Princeton, 464 pp., $12.50

Rousseau and the Spirit of Revolt
by William H. Blanchard

Michigan, 300 pp., $8.50

La nouvelle Héloïse: Julie or the New Heloise
by Jean-Jacques Rousseau, translated and abridged by Judith H. McDowell

Pennsylvania State, 421 pp., $8.95

The Social Contract
by Jean-Jacques Rousseau, translated and introduced by Maurice Cranston

Penguin, 188 pp., $1.25

Rousseau is the most exasperating of thinkers: the man keeps breaking in. Obviously the question of how much and what kind of biographical information is relevant to interpreting a system of ideas is a general one: it must be asked about austere metaphysicians as much as about passionate prophets, about Spinoza as well as Nietzsche, Even Hegel was human.
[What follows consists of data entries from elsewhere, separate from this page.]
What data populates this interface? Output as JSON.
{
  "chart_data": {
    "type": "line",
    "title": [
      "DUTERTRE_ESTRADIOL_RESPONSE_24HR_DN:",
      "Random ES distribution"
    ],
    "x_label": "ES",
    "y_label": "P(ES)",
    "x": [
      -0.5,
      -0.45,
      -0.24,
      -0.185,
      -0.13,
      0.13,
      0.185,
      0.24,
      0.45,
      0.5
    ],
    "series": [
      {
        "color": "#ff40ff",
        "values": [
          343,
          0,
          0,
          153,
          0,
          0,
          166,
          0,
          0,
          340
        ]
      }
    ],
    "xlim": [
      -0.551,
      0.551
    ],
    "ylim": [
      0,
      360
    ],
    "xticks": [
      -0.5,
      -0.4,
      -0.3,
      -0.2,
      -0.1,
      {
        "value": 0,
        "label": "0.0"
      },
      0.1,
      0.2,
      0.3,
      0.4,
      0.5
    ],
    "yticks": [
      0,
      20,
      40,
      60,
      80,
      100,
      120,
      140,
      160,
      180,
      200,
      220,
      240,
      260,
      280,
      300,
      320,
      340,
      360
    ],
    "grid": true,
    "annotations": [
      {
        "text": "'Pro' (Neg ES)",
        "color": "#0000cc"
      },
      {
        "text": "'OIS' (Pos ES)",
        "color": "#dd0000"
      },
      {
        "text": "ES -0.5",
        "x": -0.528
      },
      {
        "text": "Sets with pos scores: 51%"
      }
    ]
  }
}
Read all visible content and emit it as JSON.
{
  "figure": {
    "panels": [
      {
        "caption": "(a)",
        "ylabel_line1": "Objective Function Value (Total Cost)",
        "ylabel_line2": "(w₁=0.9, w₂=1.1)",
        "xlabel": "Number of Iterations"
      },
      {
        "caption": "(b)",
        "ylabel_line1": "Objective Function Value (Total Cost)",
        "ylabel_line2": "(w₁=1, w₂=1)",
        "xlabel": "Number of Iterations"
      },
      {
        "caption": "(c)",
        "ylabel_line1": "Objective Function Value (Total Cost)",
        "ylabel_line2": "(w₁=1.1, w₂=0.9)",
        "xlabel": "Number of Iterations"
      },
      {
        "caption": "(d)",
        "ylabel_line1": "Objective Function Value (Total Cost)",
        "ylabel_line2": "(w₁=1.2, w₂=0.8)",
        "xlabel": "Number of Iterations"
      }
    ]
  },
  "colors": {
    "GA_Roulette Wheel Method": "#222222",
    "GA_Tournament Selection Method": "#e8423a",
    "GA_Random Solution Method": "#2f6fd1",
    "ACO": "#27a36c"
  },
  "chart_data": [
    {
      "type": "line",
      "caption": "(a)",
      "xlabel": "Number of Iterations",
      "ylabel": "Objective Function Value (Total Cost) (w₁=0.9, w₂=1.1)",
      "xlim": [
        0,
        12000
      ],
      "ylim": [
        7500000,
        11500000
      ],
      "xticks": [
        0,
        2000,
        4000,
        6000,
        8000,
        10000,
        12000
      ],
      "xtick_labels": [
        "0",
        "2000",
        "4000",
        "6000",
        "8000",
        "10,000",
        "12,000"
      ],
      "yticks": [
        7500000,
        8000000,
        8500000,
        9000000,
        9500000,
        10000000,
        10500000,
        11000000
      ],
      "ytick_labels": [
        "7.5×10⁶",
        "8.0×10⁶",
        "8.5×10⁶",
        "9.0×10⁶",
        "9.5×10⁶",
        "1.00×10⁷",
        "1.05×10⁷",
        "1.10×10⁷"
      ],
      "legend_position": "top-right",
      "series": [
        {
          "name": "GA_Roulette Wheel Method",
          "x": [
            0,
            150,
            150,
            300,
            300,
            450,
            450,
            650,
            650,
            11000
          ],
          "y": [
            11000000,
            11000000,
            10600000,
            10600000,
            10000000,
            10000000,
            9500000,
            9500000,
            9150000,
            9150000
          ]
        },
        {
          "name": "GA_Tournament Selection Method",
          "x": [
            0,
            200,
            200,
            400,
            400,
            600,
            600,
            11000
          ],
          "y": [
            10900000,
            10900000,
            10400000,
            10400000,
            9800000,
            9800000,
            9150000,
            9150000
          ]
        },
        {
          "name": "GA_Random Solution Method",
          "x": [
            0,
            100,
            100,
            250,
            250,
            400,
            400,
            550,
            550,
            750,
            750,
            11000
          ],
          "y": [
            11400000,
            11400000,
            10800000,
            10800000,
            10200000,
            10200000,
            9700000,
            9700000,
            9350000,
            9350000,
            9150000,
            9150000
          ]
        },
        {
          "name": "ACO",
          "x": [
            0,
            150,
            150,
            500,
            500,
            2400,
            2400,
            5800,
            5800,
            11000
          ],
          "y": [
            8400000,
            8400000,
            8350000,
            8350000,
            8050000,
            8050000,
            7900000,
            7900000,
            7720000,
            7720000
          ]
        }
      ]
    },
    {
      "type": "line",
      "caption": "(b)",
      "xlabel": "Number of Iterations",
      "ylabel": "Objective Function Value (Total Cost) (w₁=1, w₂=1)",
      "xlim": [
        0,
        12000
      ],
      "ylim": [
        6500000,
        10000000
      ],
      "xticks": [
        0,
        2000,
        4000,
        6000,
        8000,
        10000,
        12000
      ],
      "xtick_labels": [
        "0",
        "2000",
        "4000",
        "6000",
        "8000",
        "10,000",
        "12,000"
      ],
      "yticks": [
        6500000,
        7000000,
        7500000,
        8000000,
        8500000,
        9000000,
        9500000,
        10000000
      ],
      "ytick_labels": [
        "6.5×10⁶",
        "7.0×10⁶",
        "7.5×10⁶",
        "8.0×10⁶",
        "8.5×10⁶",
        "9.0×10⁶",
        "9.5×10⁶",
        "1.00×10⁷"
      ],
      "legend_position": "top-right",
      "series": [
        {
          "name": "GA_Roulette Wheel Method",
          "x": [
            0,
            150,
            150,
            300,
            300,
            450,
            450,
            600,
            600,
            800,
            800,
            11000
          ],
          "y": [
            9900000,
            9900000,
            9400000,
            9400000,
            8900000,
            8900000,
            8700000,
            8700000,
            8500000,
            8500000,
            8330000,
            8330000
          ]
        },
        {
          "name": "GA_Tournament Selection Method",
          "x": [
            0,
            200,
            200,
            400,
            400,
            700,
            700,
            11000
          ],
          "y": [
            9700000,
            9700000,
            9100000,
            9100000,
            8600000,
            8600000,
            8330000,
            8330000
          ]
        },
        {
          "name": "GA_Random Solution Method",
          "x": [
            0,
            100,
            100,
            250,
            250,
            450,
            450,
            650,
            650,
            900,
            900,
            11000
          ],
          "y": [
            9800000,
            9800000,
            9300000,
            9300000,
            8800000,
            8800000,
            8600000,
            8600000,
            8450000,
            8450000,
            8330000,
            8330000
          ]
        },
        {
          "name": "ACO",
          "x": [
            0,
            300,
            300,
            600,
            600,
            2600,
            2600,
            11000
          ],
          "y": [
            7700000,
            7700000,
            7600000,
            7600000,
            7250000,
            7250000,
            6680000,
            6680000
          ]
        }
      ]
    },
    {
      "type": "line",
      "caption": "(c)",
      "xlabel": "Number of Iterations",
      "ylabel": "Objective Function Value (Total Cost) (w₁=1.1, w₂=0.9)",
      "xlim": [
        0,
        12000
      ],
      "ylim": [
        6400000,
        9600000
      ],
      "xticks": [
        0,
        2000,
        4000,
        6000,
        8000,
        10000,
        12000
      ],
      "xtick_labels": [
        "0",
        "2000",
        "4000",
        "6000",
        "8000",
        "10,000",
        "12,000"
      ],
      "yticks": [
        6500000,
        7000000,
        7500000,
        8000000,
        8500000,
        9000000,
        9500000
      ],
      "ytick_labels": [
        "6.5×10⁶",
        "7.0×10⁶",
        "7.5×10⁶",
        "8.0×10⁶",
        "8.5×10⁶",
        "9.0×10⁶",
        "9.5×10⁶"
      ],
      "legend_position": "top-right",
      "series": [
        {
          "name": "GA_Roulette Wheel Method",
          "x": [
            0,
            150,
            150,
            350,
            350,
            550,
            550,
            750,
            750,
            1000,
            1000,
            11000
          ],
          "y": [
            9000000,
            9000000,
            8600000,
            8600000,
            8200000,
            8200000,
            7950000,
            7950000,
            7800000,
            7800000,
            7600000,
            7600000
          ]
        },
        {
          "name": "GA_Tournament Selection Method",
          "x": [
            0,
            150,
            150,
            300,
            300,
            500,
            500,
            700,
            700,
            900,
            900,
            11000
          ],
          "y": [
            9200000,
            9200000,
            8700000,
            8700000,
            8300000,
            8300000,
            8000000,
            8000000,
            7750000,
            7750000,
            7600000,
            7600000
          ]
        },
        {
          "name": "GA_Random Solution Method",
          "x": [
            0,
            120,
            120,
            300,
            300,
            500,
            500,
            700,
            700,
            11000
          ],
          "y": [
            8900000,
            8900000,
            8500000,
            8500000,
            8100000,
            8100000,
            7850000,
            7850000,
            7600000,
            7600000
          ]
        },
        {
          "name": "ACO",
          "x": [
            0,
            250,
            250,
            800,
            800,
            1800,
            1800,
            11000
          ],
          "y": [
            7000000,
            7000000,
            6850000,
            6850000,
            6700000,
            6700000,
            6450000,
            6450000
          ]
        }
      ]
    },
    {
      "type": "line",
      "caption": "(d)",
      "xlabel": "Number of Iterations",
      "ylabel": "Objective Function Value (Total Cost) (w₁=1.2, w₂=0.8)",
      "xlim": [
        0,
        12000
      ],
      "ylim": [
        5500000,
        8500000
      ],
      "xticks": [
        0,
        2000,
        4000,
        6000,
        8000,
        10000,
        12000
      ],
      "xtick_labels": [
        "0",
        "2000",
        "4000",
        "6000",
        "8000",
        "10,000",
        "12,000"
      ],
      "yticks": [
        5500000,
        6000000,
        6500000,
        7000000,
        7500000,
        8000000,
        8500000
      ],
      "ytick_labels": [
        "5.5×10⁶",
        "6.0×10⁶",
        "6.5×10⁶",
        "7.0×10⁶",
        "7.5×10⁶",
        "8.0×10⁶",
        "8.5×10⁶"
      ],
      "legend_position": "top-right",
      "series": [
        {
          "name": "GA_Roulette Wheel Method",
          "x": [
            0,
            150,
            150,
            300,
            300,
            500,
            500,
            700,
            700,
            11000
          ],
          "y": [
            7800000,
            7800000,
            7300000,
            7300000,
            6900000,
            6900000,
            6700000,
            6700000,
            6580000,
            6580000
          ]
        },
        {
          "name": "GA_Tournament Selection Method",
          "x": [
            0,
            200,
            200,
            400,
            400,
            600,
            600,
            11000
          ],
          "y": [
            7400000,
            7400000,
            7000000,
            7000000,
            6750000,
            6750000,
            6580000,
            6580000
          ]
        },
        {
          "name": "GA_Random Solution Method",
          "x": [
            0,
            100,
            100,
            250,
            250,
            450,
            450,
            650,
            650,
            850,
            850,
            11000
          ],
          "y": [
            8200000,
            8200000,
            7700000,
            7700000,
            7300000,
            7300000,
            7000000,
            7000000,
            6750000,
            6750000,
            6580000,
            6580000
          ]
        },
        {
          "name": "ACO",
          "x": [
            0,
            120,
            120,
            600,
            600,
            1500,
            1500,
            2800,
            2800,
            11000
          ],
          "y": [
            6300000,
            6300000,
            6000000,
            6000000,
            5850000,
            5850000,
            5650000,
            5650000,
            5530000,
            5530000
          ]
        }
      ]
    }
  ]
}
Philosophers live in a society, at a certain period; they embody, enlarge, or repudiate an intellectual tradition; they are private men with private aspirations and private tragedies—and all these somehow contribute to what is normally taught in the textbooks as their 'system.' All good history of ideas must in the end be social history.